-
Notifications
You must be signed in to change notification settings - Fork 2.5k
Closed
Labels
area:schemaSchema evolution and data typesSchema evolution and data typescomponent:prestoPresto integrationPresto integration
Description
Issue Summary
Versions of apps
-
Hudi 0.13.1
-
Presto 0.281
-
Spark 3.4.0
-
glue enabled
-
When using EMR 6.12.0 with spark to create the hudi table, and presto to query with aws Glue as the catalog, hitting the following issue below. Creating a regular parquet table with decimal type col and querying works fine, whereas with hudi format seeing an issue (not sure if its truly presto related)
config json for enabling glue on spark and presto when creating emr cluster
[
{
"Classification": "spark-hive-site",
"Properties": {
"hive.metastore.client.factory.class": "com.amazonaws.glue.catalog.metastore.AWSGlueDataCatalogHiveClientFactory"
}
},
{
"Classification": "hive-site",
"Properties": {
"hive.metastore.client.factory.class": "com.amazonaws.glue.catalog.metastore.AWSGlueDataCatalogHiveClientFactory",
"hive.metastore.schema.verification": "false"
}
},
{
"Classification": "presto-connector-hive",
"Properties": {
"hive.metastore": "glue"
}
}
]
Exception/Stack Trace
java.lang.UnsupportedOperationException: com.facebook.presto.common.type.ShortDecimalType
at com.facebook.presto.common.type.AbstractType.writeSlice(AbstractType.java:146)
at com.facebook.presto.parquet.reader.BinaryColumnReader.readValue(BinaryColumnReader.java:55)
at com.facebook.presto.parquet.reader.AbstractColumnReader.lambda$readValues$0(AbstractColumnReader.java:169)
at com.facebook.presto.parquet.reader.AbstractColumnReader.processValues(AbstractColumnReader.java:223)
at com.facebook.presto.parquet.reader.AbstractColumnReader.readValues(AbstractColumnReader.java:168)
at com.facebook.presto.parquet.reader.AbstractColumnReader.readNext(AbstractColumnReader.java:148)
at com.facebook.presto.parquet.reader.ParquetReader.readPrimitive(ParquetReader.java:390)
at com.facebook.presto.parquet.reader.ParquetReader.readColumnChunk(ParquetReader.java:557)
at com.facebook.presto.parquet.reader.ParquetReader.readBlock(ParquetReader.java:540)
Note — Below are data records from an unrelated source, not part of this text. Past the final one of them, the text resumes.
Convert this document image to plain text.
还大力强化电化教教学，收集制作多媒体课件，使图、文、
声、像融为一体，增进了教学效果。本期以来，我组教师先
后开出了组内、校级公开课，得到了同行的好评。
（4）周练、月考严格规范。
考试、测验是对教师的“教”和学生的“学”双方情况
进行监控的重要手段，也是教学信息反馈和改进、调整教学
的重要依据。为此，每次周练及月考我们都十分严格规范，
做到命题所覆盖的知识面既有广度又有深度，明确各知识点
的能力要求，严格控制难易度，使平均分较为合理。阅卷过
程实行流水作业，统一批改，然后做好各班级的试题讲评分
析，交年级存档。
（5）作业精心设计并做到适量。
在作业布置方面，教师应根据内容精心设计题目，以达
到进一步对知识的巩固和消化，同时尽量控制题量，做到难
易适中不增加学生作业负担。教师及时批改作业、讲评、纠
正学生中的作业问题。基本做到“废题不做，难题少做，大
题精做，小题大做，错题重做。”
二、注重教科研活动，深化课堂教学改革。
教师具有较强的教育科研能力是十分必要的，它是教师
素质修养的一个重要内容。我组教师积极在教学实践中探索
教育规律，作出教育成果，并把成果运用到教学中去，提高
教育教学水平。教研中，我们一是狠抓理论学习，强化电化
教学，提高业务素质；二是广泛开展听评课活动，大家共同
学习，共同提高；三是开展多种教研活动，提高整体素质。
at com.facebook.presto.hive.parquet.ParquetPageSource$ParquetBlockLoader.load(ParquetPageSource.java:230)
at com.facebook.presto.hive.parquet.ParquetPageSource$ParquetBlockLoader.load(ParquetPageSource.java:208)
at com.facebook.presto.common.block.LazyBlock.assureLoaded(LazyBlock.java:313)
at com.facebook.presto.common.block.LazyBlock.getLoadedBlock(LazyBlock.java:304)
at com.facebook.presto.common.Page.getLoadedPage(Page.java:314)
at com.facebook.presto.operator.TableScanOperator.getOutput(TableScanOperator.java:282)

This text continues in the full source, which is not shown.